Experiencing the “new“ ITS
Aron Hirt-Manheimer of the Union of Reform Judaism and member of the delegation of American Jewish organizations, which visited the International Tracing Service (ITS) last week, combined his stay in Bad Arolsen with a personal interest. The American studied family documents in the ITS archive extensively. “They have filled the gaps in my knowledge,” said Hirt-Manheimer.
The American was born in a Displaced Persons (DP) camp in Feldafing in 1948 as the son of Polish Holocaust survivors. Based on documents in the ITS archive, he was able to track his family´s fate from their transport to concentration camps, liberation and subsequent emigration to the USA. “I´m surprised at the amount of information,” said Hirt-Manheimer.
Seeing a previously unknown photo of his father on a DP registration card was an especially moving moment for the American Jew. Hirt-Manheimer was delighted: “It´s in good condition.” He also learned that three weeks elapsed between his father´s transport from Auschwitz and his arrival at Mauthausen. In the interim, Wolf Manheimer, who was shot during an attempted escape, was in a hospital. When doctors saw the prisoner number tattooed on the patient´s arm, they notified the SS.

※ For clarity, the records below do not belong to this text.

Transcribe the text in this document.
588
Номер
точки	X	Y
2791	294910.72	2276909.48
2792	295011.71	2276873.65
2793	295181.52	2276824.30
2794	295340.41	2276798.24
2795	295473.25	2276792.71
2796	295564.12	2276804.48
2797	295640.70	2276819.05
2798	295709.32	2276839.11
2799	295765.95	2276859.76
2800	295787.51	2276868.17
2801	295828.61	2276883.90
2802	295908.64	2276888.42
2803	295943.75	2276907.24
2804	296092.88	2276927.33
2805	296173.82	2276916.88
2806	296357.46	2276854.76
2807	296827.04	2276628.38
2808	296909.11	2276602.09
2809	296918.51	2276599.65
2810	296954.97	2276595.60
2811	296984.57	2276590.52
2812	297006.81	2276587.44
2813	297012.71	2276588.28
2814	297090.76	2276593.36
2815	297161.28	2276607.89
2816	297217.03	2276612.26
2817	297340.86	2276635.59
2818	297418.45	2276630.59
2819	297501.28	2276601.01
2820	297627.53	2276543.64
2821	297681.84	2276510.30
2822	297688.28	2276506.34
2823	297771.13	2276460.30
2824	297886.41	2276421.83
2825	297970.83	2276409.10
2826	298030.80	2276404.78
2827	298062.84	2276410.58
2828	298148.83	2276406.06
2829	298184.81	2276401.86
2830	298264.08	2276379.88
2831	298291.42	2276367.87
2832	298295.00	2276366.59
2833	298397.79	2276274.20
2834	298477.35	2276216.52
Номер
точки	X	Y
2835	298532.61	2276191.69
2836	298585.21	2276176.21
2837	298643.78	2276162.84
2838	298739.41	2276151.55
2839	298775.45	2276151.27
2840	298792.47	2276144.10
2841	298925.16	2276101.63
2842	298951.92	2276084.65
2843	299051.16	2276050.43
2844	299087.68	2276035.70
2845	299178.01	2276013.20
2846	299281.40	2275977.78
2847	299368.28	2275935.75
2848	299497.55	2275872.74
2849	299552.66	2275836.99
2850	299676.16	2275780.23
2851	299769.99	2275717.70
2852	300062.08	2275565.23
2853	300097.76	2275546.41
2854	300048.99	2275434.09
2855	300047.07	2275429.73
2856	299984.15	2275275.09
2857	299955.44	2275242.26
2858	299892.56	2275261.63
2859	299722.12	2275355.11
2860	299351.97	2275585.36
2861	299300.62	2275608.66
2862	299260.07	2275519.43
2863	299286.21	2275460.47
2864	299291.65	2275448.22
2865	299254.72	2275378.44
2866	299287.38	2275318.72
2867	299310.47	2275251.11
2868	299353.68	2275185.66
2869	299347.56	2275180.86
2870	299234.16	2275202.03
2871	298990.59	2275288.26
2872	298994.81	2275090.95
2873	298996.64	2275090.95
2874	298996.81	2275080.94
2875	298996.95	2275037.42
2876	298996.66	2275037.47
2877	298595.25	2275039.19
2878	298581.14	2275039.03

After the war Aron´s father had to spend three more years in a hospital to recover from his gunshot wound and imprisonment in the concentration camps. According to Hirt-Manheimer, “That explains the long wait until our emigration to America in 1951.” His parents, who were engaged in 1939 and lost touch after the deportation, found each other again with the help of Red Cross Tracing Service lists. A brother saw Wolf Manheimer´s name on a list of survivors in Paris and delivered the good news to the DP camp in Feldafing. Aron´s mother had been detained there as a survivor of the concentration camps Gross Rosen and Flossenbürg. At their reunion Manheimer said that he was “a broken man.” His wife wanted to marry him nonetheless and the marriage lasted until Manheimer´s death in 1984.
“My father kept the Auschwitz number on his arm and always spoke openly about his fate,” reported Hirt-Manheimer. “His experience has shaped my personality and at the same time always given me the courage to start over.” The ITS documents fit the information together like pieces of a puzzle to form a clear picture. Hirt-Manheimer is certain: “The ITS is an astonishing resource for many family histories.”
The ITS is still a long way from becoming a proper research archive. To date, the Central Name Index has been the key to the collection. “It will take enormous resources to organize the Tracing Service´s documents in such a way as to make them accessible for effective research. However, the ITS will become an important place of research.”
The institution´s function is gradually changing from that of a tracing service to an archive for documentation, educational work and research on Nazi crimes, said Hirt-Manheimer. “The ITS is not just a Holocaust archive but an archive of all crimes committed by the Nazi regime in Europe.” Despite its incompleteness, the archive houses a wealth of material on a wide range of topics.
The ITS could be an especially important factor in educational work. “The voices of survivors will be silenced in time. Institutions like the ITS will therefore play an important role in educating about the Holocaust.” It is an issue of remembrance. “It should not only be a Jewish responsibility to keep alive the memory of the Holocaust, but of all humanity. Otherwise we open the door to deniers and new genocides,” warned the representative of the Union of Reform Judaism.
“We came here to experience the “new” ITS. It was a fascinating visit in every way,” concluded Hirt-Manheimer. “We are all impressed by the openness of the institution and the accessibility of the documents. The ITS is a treasure trove of history.”